Coğrafya, yeryüzünü tasvir eden bir bilimdir. Yeryüzündeki her olayı her durumu açıklamaya ve bunların insan faaliyetlerine olan etkilerini ortaya koymayı amaçlar. İnsanların yaşadıkları dünyayı iyi tanımaları gerektiği, insanın; yaşadığı yerin nerede olduğunu, etrafında kimlerin yaşadığını, suların nereye aktığını, yağmurun nasıl yağdığını, dünyanın durmaksızın döndüğünü, mevsimlerin nasıl oluştuğunu bilmesi gerekir. Bu olayların insanlara öğretilmesi coğrafya öğretimidir. Coğrafya gerçekten de hayatla en iç içe olan bilim dalıdır. Bundan dolayı coğrafya eğitim/öğretimi görselliğin ağırlıkta olduğu; sadece teorik bilginin değil, uygulanarak verilen bilgilerin hakim olduğu bir anlayış içerisinde işlenmesi gerekir.

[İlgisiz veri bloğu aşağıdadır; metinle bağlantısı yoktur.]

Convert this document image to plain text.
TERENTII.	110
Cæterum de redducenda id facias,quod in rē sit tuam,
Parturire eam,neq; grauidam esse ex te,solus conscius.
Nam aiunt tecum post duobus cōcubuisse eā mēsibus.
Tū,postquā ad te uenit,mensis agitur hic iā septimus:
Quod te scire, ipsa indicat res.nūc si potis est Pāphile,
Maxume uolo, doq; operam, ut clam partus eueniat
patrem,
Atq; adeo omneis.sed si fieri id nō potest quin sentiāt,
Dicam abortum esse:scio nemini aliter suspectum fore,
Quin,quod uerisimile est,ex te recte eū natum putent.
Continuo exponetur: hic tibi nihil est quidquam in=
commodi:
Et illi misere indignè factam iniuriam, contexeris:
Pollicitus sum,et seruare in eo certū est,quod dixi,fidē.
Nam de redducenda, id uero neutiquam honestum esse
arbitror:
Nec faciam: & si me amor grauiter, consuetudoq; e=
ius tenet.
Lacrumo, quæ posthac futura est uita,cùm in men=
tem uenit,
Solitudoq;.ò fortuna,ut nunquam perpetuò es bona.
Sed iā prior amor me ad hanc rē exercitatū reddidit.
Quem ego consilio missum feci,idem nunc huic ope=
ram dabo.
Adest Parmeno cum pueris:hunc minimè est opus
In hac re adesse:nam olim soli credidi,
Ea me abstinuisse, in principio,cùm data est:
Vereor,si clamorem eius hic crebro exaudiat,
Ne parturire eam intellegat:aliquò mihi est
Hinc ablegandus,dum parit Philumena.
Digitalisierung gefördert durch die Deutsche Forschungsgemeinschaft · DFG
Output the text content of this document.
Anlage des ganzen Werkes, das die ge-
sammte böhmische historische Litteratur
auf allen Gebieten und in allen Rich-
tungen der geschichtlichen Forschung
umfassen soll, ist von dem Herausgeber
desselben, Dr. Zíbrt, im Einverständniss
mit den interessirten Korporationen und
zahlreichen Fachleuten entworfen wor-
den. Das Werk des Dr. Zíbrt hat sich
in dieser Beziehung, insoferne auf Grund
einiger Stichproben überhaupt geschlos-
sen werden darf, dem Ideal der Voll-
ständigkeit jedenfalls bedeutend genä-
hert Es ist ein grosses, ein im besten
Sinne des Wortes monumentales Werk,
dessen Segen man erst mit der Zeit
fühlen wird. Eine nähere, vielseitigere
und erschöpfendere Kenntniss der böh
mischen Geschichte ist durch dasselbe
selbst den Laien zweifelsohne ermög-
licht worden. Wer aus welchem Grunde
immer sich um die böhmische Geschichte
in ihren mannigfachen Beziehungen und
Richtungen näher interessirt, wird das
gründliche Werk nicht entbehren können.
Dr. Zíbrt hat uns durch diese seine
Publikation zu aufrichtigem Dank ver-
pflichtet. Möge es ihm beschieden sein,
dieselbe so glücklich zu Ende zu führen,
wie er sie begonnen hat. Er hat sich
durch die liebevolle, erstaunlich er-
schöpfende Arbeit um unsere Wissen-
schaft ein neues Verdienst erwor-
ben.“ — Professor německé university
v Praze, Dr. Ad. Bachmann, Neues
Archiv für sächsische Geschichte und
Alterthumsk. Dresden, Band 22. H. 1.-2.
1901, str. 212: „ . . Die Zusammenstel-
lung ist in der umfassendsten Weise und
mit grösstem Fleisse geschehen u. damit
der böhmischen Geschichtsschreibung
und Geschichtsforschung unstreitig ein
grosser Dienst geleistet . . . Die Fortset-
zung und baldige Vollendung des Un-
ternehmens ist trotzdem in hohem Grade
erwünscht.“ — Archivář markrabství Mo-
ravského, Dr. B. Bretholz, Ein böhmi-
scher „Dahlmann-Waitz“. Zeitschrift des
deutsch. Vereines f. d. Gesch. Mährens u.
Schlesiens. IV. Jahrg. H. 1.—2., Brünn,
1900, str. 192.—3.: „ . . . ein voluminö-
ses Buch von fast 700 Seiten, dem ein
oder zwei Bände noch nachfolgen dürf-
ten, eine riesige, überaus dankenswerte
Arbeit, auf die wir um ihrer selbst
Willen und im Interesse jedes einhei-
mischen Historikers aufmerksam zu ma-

Mevcut sistemde coğrafya eğitim ve öğretimi denilince, "öğrencilere coğrafyayla ilgili küçük-büyük, en ince ayrıntısına varıncaya kadar bilgi yüklemek" akla gelir. Aslında ilk verilmesi gereken, hayatta kullanılabilecek, işe yararlı bilgilerin verilmesidir. Coğrafya öğretimi, eğitiminde öncelikle gerekli olan yani temel konuların öğretilmesi gerekir. Klasik programda öğrenciye gereksiz bir sürü bilgi verilip, öğrencinin kafasının karıştırıldığını, coğrafya dersi öğrenciye sevdirilmeli biraz da derse güncellik katılmalıdır. Coğrafya öğretiminde dikkat edilmesi gereken en temel unsur yapılan düzenlemenin insan hayatına katkısı, insan hayatını kolaylaştırmasıdır. Bugün coğrafya öğretiminde öncelik fiziki coğrafya şartlarından biraz daha uzaklaşarak -dağ-tepe-orman- jeopolitik ve jeostrateji ve nüfus programlarına kayması gerekir. Coğrafya eğitimi ortaöğretim öğrencilerine yaşadığı çevreyi, yaşadığı ülkenin ekonomik, kültürel değerlerini öğretmeyi amaçlamasının gerekir. Coğrafya öğretimi konularına göre öğrenciye geniş bir bakış açısı kazandırmış olmalıdır.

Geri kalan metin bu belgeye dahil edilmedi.